There are two underlying concepts that you allude to in your reply. The first has to do with how we measure understanding. We are brilliant at measuring recall or recognition. We also have great, evidence based methods of maximising recall and recognition performance. Behaviourist and cognitive principles can show us how we can get excellent recall or recognition. This type of learning, and memory does play a central role in learning, can be measured by MCQs, T/F, short answer, and a range of other methods that can be easily automated. Excellent for use in learning that has memorisation and recall at the core. With those kind of tools, we can expect mastery, and get is, in a fairly simple manner.
However, how do we measure understanding, critical analysis or synthesis? This is the problem that has been at the core of educational research, and lies at the heart of mass education (or learning) today. How do we effectively measure understanding?
We recognise and know understanding when we see (or hear) it. However, it is not amenable to automation or quick measurement. It is not very responsive to quality assurance, and is difficult to accomplish in a heavily regulated environment. Vivas, in depth essays, well written blogs, long running projects, these can all measure understanding. However, these types of assessment take time, the second of the underlying concepts. The evaluation of real understanding takes time, and this is unacceptable in todays world. The evaluation of understanding also takes talent – as opposed to labor, which can be automated and reduced to clever algorithms.
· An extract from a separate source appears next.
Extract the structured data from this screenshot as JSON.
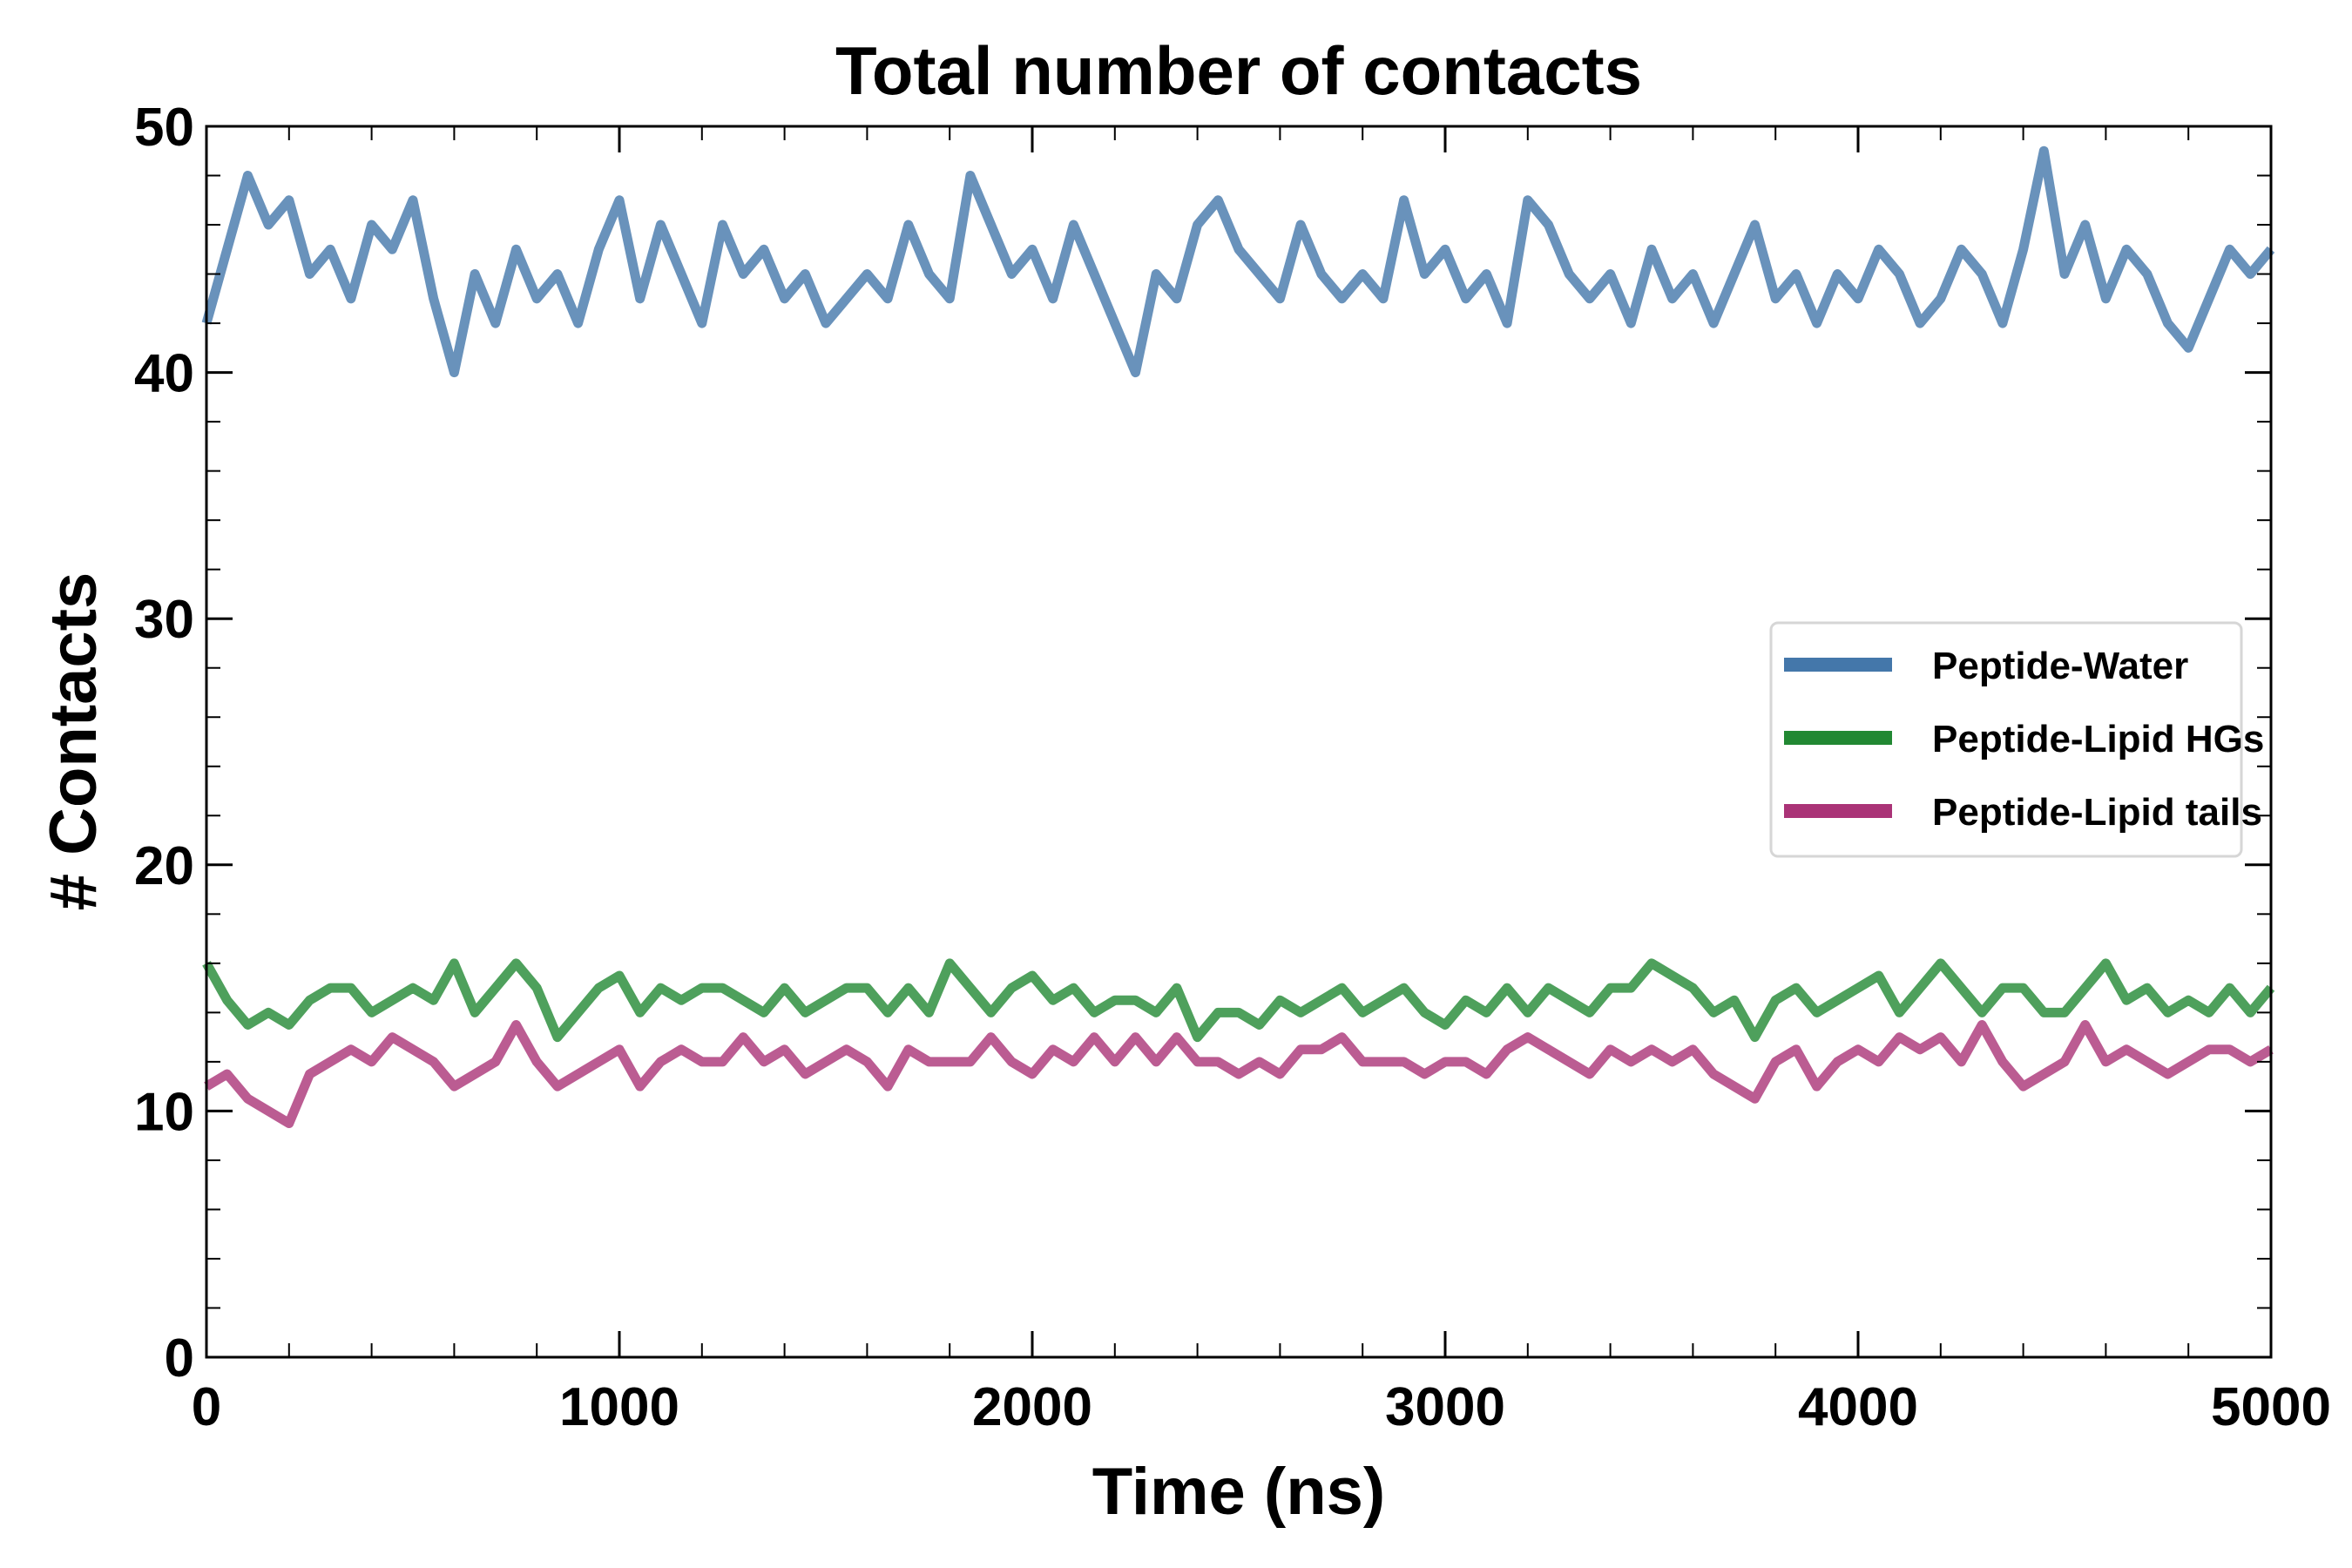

As academics, this is what we should bring to education. As professionals in higher education, this is the real value added that we bring to the education system. Politicians and private enterprise are pushing an agenda (and winning the battle for hearts and minds) that would have all learning reduced to memorisation and regurgitation. This is the kind of learning that our students, parents, and administers are demanding – efficient, clean and measurable. Not the kind of learning that is of high value. Assessing understanding is messy, subjective, and not prone to measurement. But the most grievous of all sins that the measurement of understanding is guilty of is that it takes time. And time is money.
If I had the time, and the administrative systems allowed, I would have talked to my 52 students about what synthesis is all about, how you do it, and what it should look like, and then send them out to try again… and again… and again… until they either figured it out (with my support), or decided that this was something that they really couldn’t do, and found something more suited to their abilities (also with my support).
Unfortunately, in our system of education, this isn’t an option. As a result, I award a “C” grade and move on to the next batch of students and try again.